Sanctions imposed by Brussels can also hit European industry just as hard, or harder, than the intended target. This was the case in Ivory Coast, where European shipowners complained they lost money when sanctions prevented them from calling at the nation’s ports. Ships that were not flying a European flag were not covered by the ban, and therefore simply moved in, taking Europe’s share of the market.

Targeted sanctions can encourage corruption as those on the lists of targeted individuals seek to bypass the law. This corruption, academic studies have shown, can endure when the sanctions are lifted.

To make matters worse, the EU is currently suffering from criticism regarding what lawyers euphemistically call “due process”. EU sanctions against Iran are in many cases simply illegal, the European Court of Justice has found. So-called evidence collected by the Council of Ministers has been shown to be well below European legal standards and has in many cases been thrown out by Luxembourg judges.

The Council, which represents the EU’s high-and-mighty Member States, has chosen to ignore the court’s rulings and re-file a new set of alleged evidence, much of which is no doubt as dodgy as the first set.

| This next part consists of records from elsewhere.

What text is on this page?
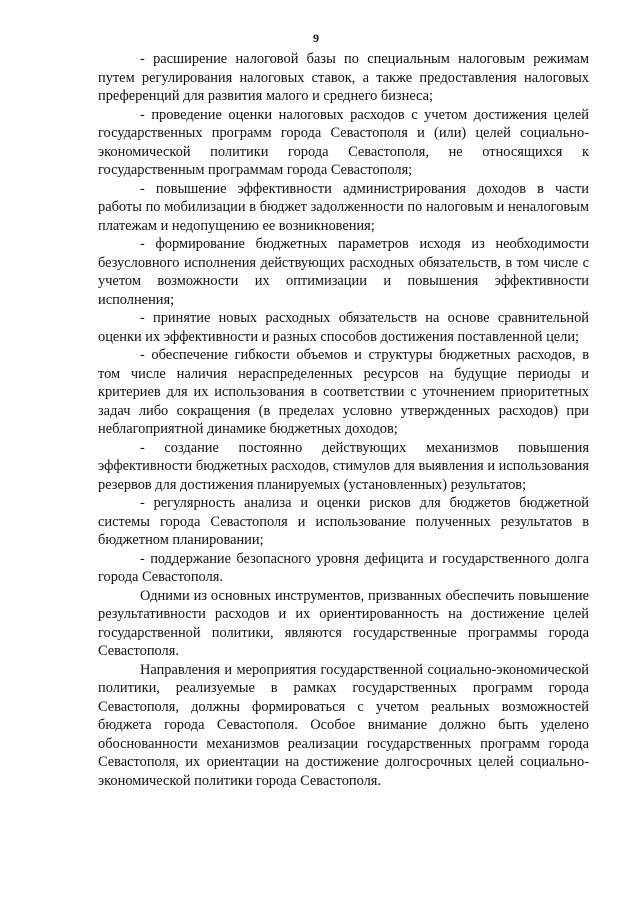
9

- расширение налоговой базы по специальным налоговым режимам путем регулирования налоговых ставок, а также предоставления налоговых преференций для развития малого и среднего бизнеса;

- проведение оценки налоговых расходов с учетом достижения целей государственных программ города Севастополя и (или) целей социально-экономической политики города Севастополя, не относящихся к государственным программам города Севастополя;

- повышение эффективности администрирования доходов в части работы по мобилизации в бюджет задолженности по налоговым и неналоговым платежам и недопущению ее возникновения;

- формирование бюджетных параметров исходя из необходимости безусловного исполнения действующих расходных обязательств, в том числе с учетом возможности их оптимизации и повышения эффективности исполнения;

- принятие новых расходных обязательств на основе сравнительной оценки их эффективности и разных способов достижения поставленной цели;

- обеспечение гибкости объемов и структуры бюджетных расходов, в том числе наличия нераспределенных ресурсов на будущие периоды и критериев для их использования в соответствии с уточнением приоритетных задач либо сокращения (в пределах условно утвержденных расходов) при неблагоприятной динамике бюджетных доходов;

- создание постоянно действующих механизмов повышения эффективности бюджетных расходов, стимулов для выявления и использования резервов для достижения планируемых (установленных) результатов;

- регулярность анализа и оценки рисков для бюджетов бюджетной системы города Севастополя и использование полученных результатов в бюджетном планировании;

- поддержание безопасного уровня дефицита и государственного долга города Севастополя.

Одними из основных инструментов, призванных обеспечить повышение результативности расходов и их ориентированность на достижение целей государственной политики, являются государственные программы города Севастополя.

Направления и мероприятия государственной социально-экономической политики, реализуемые в рамках государственных программ города Севастополя, должны формироваться с учетом реальных возможностей бюджета города Севастополя. Особое внимание должно быть уделено обоснованности механизмов реализации государственных программ города Севастополя, их ориентации на достижение долгосрочных целей социально-экономической политики города Севастополя.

Brussels, and the EU, consider they hold the moral high ground. Brussels law-makers believe they have the right to impose sanctions on anyone they chose because Europeans are the most civilised people on earth.

That may just possibly have been true at given moments in history, but the more you examine the EU sanctions regime, the less convincing the argument seems today. Something is rotten in the state of Denmark.